See, e.g., V. H. Dale, G.R. Biddinger, M.C. Newman, J.T. Oris, G.W. Suter II, T. Thompson, et al., “Enhancing the ecological risk assessment process,” 4 Integrated Envt’l Assess. Management 306 (2008)(“An approach to interpreting lines of evidence and weight of evidence is critically needed for complex assessments, and it would be useful to develop case studies and/or standards of practice for interpreting lines of evidence.”);

Igor Linkov, Drew Loney, Susan M. Cormier, F. Kyle Satterstrom, and Todd Bridges, “Weight-of-evidence evaluation in environmental assessment: review of qualitative and quantitative approaches,” 407 Science of Total Env’t 5199–205 (2009) (reviewing the use of WOE methods and concluding that the approach is not particularly rigorous, and that the approach “does not lend itself to transparency or repeatability except in simple cases”);

Douglas Weed, “Weight of Evidence: A Review of Concept and Methods,” 25 Risk Analysis 1545 (2005) (noting the vague, ambiguous, indefinite nature of the concept of “weight of evidence” review);

R.G. Stahl, Jr., “Issues addressed and unaddressed in EPA’s ecological risk guidelines,” 17 Risk Policy Report 35 (1998); (noting that U.S. Environmental Protection Agency’s guidelines for ecological weight-of-evidence approaches to risk assessment fail to provide guidance);

Glenn Suter II & Susan Cormier, “Why and how to combine evidence in environmental assessments:  Weighing evidence and building cases,” 409 Science of the Total Environment 1406, 1406 (2011)(noting arbitrariness and subjectivity of WOE “methodology”);

Charles Menzie, Miranda Hope Henning, Jerome Curac, et al. “A weight-of-evidence approach for evaluating ecological risks; report of the Massachusetts Weight-of-Evidence Work Group,” 2 Human Ecological Risk Assessment 277 (1996) (“although the term ‘weight of evidence’ is used frequently in ecological risk assessment, there is no consensus on its definition or how it should be applied”);

Sheldon Krimsky, “The Weight of Scientific Evidence in Policy and Law,” 95 Supp.(1) Am. J. Pub. Health S129, S131 (2005) (“However, the term [WOE] is applied quite liberally in the regulatory literature, the methodology behind it is rarely explicated.”)

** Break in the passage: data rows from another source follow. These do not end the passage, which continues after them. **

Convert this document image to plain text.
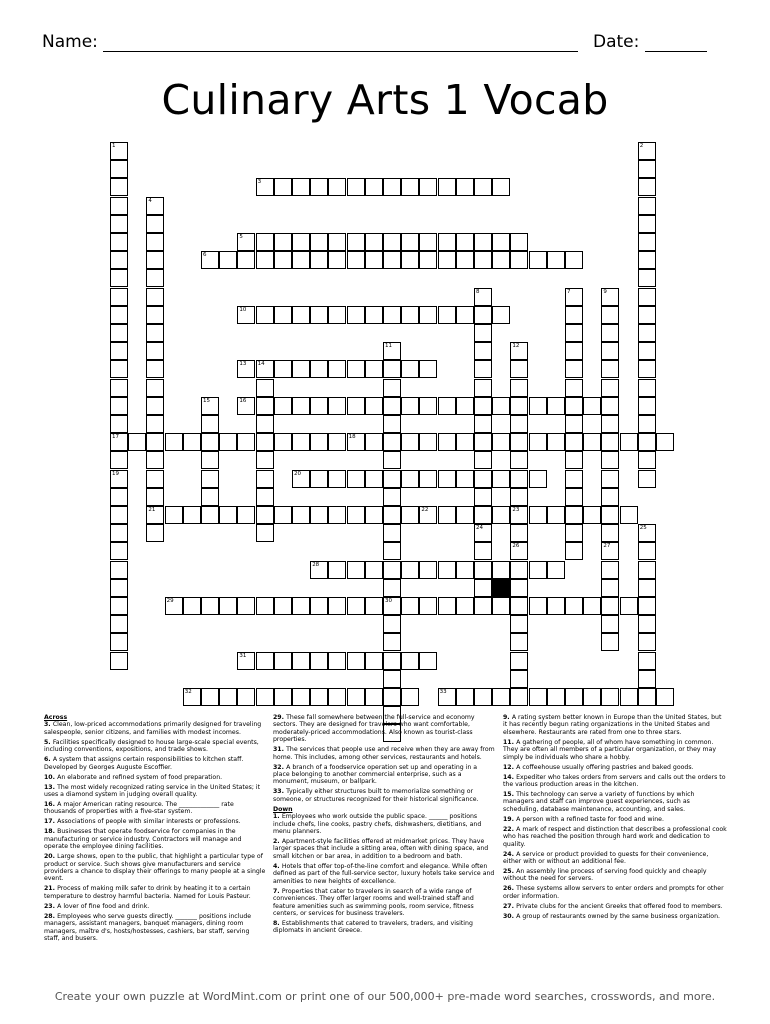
Name:	Date:
Culinary Arts 1 Vocab
3
5
6
10
13 14
16
17	18
20
21	22	23
28
29	30
31
32	33
1
19
2
4
7
8	9
27
11	12
15
24	25
26
Across

3. Clean, low-priced accommodations primarily designed for traveling salespeople, senior citizens, and families with modest incomes.

5. Facilities specifically designed to house large-scale special events, including conventions, expositions, and trade shows.

6. A system that assigns certain responsibilities to kitchen staff. Developed by Georges Auguste Escoffier.

10. An elaborate and refined system of food preparation.

13. The most widely recognized rating service in the United States; it uses a diamond system in judging overall quality.

16. A major American rating resource. The _____________ rate thousands of properties with a five-star system.

17. Associations of people with similar interests or professions.

18. Businesses that operate foodservice for companies in the manufacturing or service industry. Contractors will manage and operate the employee dining facilities.

20. Large shows, open to the public, that highlight a particular type of product or service. Such shows give manufacturers and service providers a chance to display their offerings to many people at a single event.

21. Process of making milk safer to drink by heating it to a certain temperature to destroy harmful bacteria. Named for Louis Pasteur.

23. A lover of fine food and drink.

28. Employees who serve guests directly. _______ positions include managers, assistant managers, banquet managers, dining room managers, maître d's, hosts/hostesses, cashiers, bar staff, serving staff, and busers.

29. These fall somewhere between the full-service and economy sectors. They are designed for travelers who want comfortable, moderately-priced accommodations. Also known as tourist-class properties.

31. The services that people use and receive when they are away from home. This includes, among other services, restaurants and hotels.

32. A branch of a foodservice operation set up and operating in a place belonging to another commercial enterprise, such as a monument, museum, or ballpark.

33. Typically either structures built to memorialize something or someone, or structures recognized for their historical significance.

Down

1. Employees who work outside the public space. ______ positions include chefs, line cooks, pastry chefs, dishwashers, dietitians, and menu planners.

2. Apartment-style facilities offered at midmarket prices. They have larger spaces that include a sitting area, often with dining space, and small kitchen or bar area, in addition to a bedroom and bath.

4. Hotels that offer top-of-the-line comfort and elegance. While often defined as part of the full-service sector, luxury hotels take service and amenities to new heights of excellence.

7. Properties that cater to travelers in search of a wide range of conveniences. They offer larger rooms and well-trained staff and feature amenities such as swimming pools, room service, fitness centers, or services for business travelers.

8. Establishments that catered to travelers, traders, and visiting diplomats in ancient Greece.

9. A rating system better known in Europe than the United States, but it has recently begun rating organizations in the United States and elsewhere. Restaurants are rated from one to three stars.

11. A gathering of people, all of whom have something in common. They are often all members of a particular organization, or they may simply be individuals who share a hobby.

12. A coffeehouse usually offering pastries and baked goods.

14. Expediter who takes orders from servers and calls out the orders to the various production areas in the kitchen.

15. This technology can serve a variety of functions by which managers and staff can improve guest experiences, such as scheduling, database maintenance, accounting, and sales.

19. A person with a refined taste for food and wine.

22. A mark of respect and distinction that describes a professional cook who has reached the position through hard work and dedication to quality.

24. A service or product provided to guests for their convenience, either with or without an additional fee.

25. An assembly line process of serving food quickly and cheaply without the need for servers.

26. These systems allow servers to enter orders and prompts for other order information.

27. Private clubs for the ancient Greeks that offered food to members.

30. A group of restaurants owned by the same business organization.

Create your own puzzle at WordMint.com or print one of our 500,000+ pre-made word searches, crosswords, and more.
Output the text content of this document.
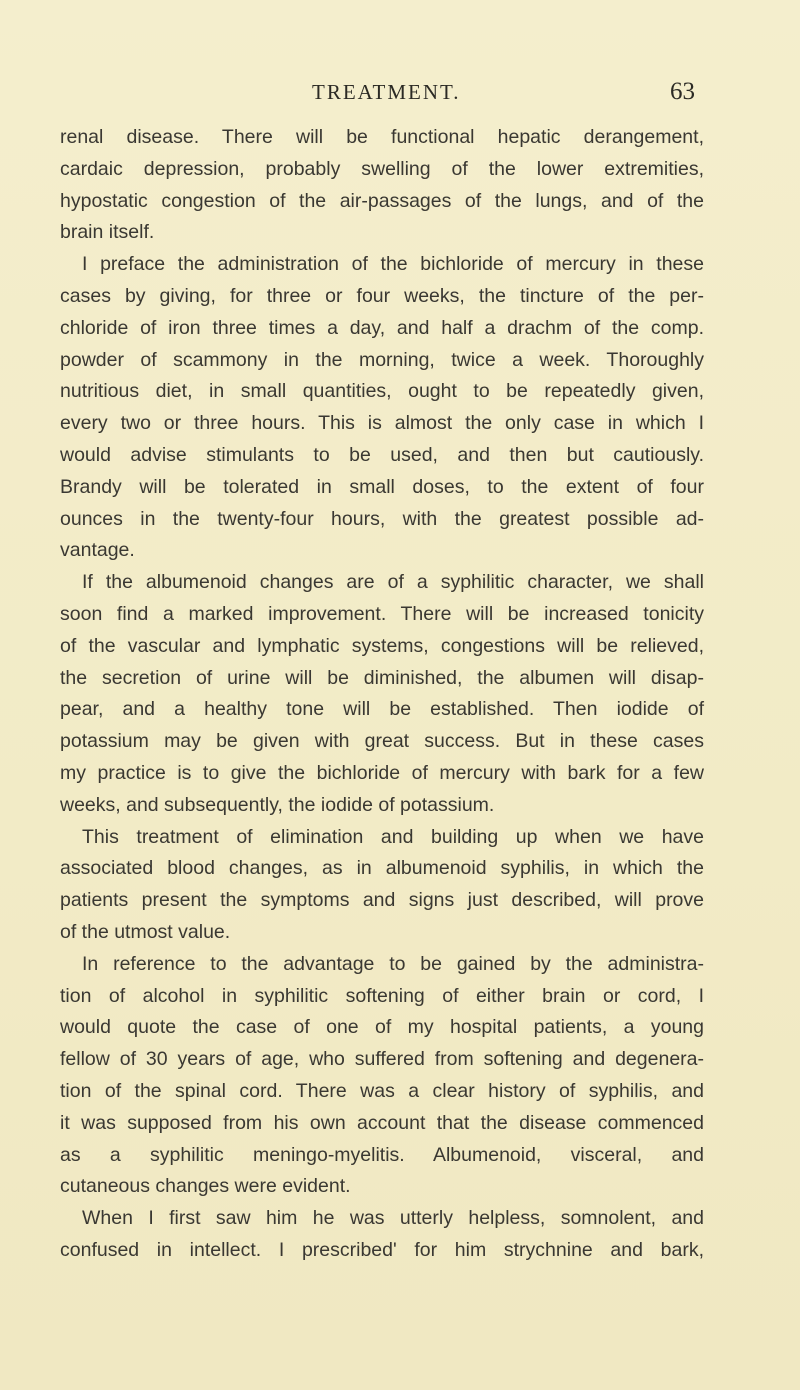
TREATMENT.	63
renal disease. There will be functional hepatic derangement,
cardaic depression, probably swelling of the lower extremities,
hypostatic congestion of the air-passages of the lungs, and of the
brain itself.
I preface the administration of the bichloride of mercury in these
cases by giving, for three or four weeks, the tincture of the per-
chloride of iron three times a day, and half a drachm of the comp.
powder of scammony in the morning, twice a week. Thoroughly
nutritious diet, in small quantities, ought to be repeatedly given,
every two or three hours. This is almost the only case in which I
would advise stimulants to be used, and then but cautiously.
Brandy will be tolerated in small doses, to the extent of four
ounces in the twenty-four hours, with the greatest possible ad-
vantage.
If the albumenoid changes are of a syphilitic character, we shall
soon find a marked improvement. There will be increased tonicity
of the vascular and lymphatic systems, congestions will be relieved,
the secretion of urine will be diminished, the albumen will disap-
pear, and a healthy tone will be established. Then iodide of
potassium may be given with great success. But in these cases
my practice is to give the bichloride of mercury with bark for a few
weeks, and subsequently, the iodide of potassium.
This treatment of elimination and building up when we have
associated blood changes, as in albumenoid syphilis, in which the
patients present the symptoms and signs just described, will prove
of the utmost value.
In reference to the advantage to be gained by the administra-
tion of alcohol in syphilitic softening of either brain or cord, I
would quote the case of one of my hospital patients, a young
fellow of 30 years of age, who suffered from softening and degenera-
tion of the spinal cord. There was a clear history of syphilis, and
it was supposed from his own account that the disease commenced
as a syphilitic meningo-myelitis. Albumenoid, visceral, and
cutaneous changes were evident.
When I first saw him he was utterly helpless, somnolent, and
confused in intellect. I prescribed' for him strychnine and bark,
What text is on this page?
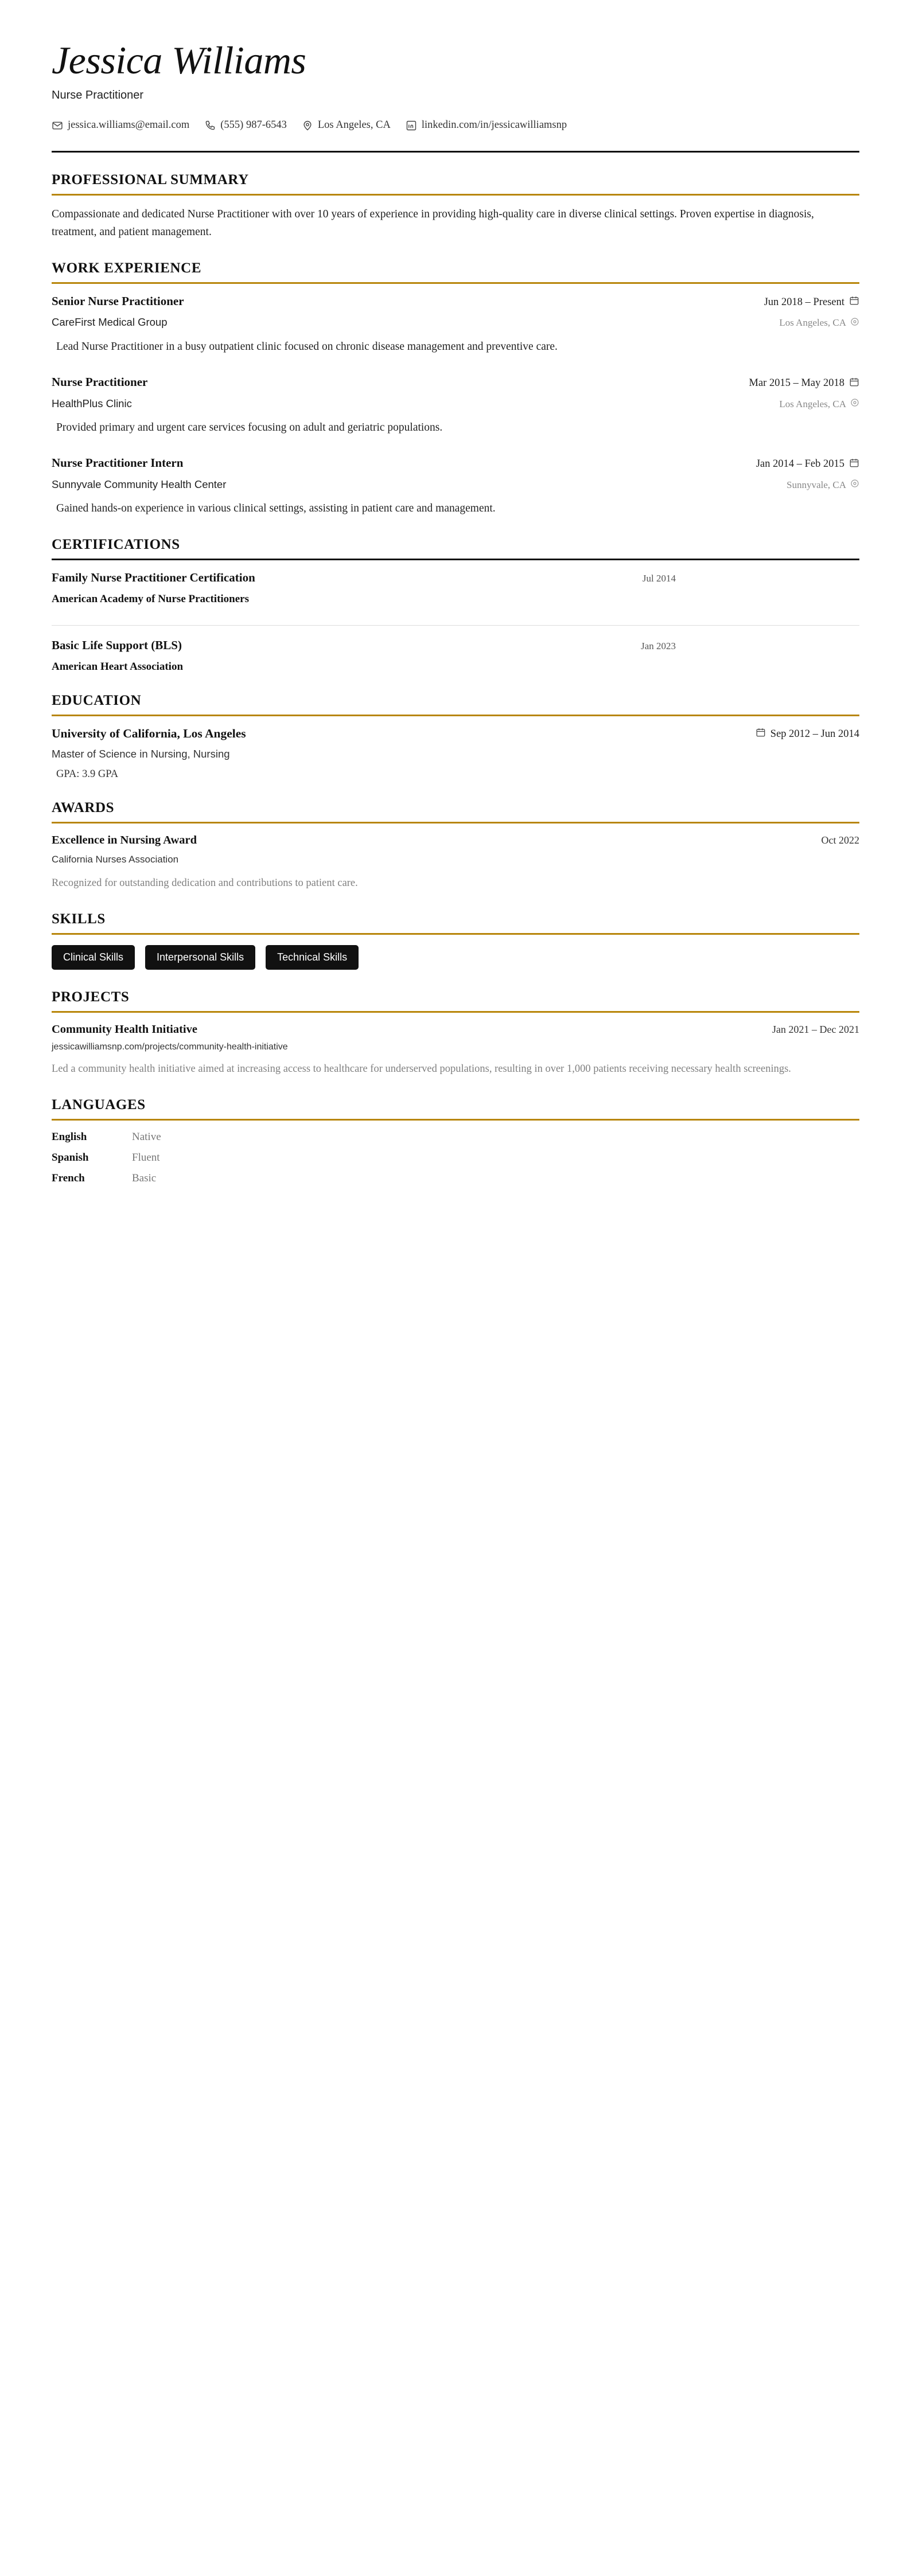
Jessica Williams
Nurse Practitioner
jessica.williams@email.com	(555) 987-6543	Los Angeles, CA	linkedin.com/in/jessicawilliamsnp
PROFESSIONAL SUMMARY

Compassionate and dedicated Nurse Practitioner with over 10 years of experience in providing high-quality care in diverse clinical settings. Proven expertise in diagnosis, treatment, and patient management.

WORK EXPERIENCE
Senior Nurse Practitioner	Jun 2018 – Present
CareFirst Medical Group	Los Angeles, CA

Lead Nurse Practitioner in a busy outpatient clinic focused on chronic disease management and preventive care.

Nurse Practitioner	Mar 2015 – May 2018
HealthPlus Clinic	Los Angeles, CA

Provided primary and urgent care services focusing on adult and geriatric populations.

Nurse Practitioner Intern	Jan 2014 – Feb 2015
Sunnyvale Community Health Center	Sunnyvale, CA

Gained hands-on experience in various clinical settings, assisting in patient care and management.

CERTIFICATIONS
Family Nurse Practitioner Certification	Jul 2014
American Academy of Nurse Practitioners
Basic Life Support (BLS)	Jan 2023
American Heart Association
EDUCATION
University of California, Los Angeles	Sep 2012 – Jun 2014
Master of Science in Nursing, Nursing
GPA: 3.9 GPA
AWARDS
Excellence in Nursing Award	Oct 2022
California Nurses Association
Recognized for outstanding dedication and contributions to patient care.
SKILLS
Clinical Skills	Interpersonal Skills	Technical Skills
PROJECTS
Community Health Initiative	Jan 2021 – Dec 2021
jessicawilliamsnp.com/projects/community-health-initiative
Led a community health initiative aimed at increasing access to healthcare for underserved populations, resulting in over 1,000 patients receiving necessary health screenings.
LANGUAGES
English	Native
Spanish	Fluent
French	Basic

Describing WOE, Krimsky notes that “WOE seems to be coming out of a ‘black box’ of scientific judgment.”  Krimsky at S131.  Revealingly, Krimsky references a report from the Agency for Toxic Substances and Disease Registry (ATSDR) of the Department of Health and Human Services, which describes WOE as an alternative to causal determinations when trying to set policy, when “causality is out of reach.”  Id. (citing citing ATSDR, “The Assessment Process: An Interactive Learning Program,” available at (last visited May 8, 2013).

Krimsky thus acknowledges what Cranor tries so hard to obscure:  WOE is a precautionary approach to be applied when the scientific answer is “I don’t know.”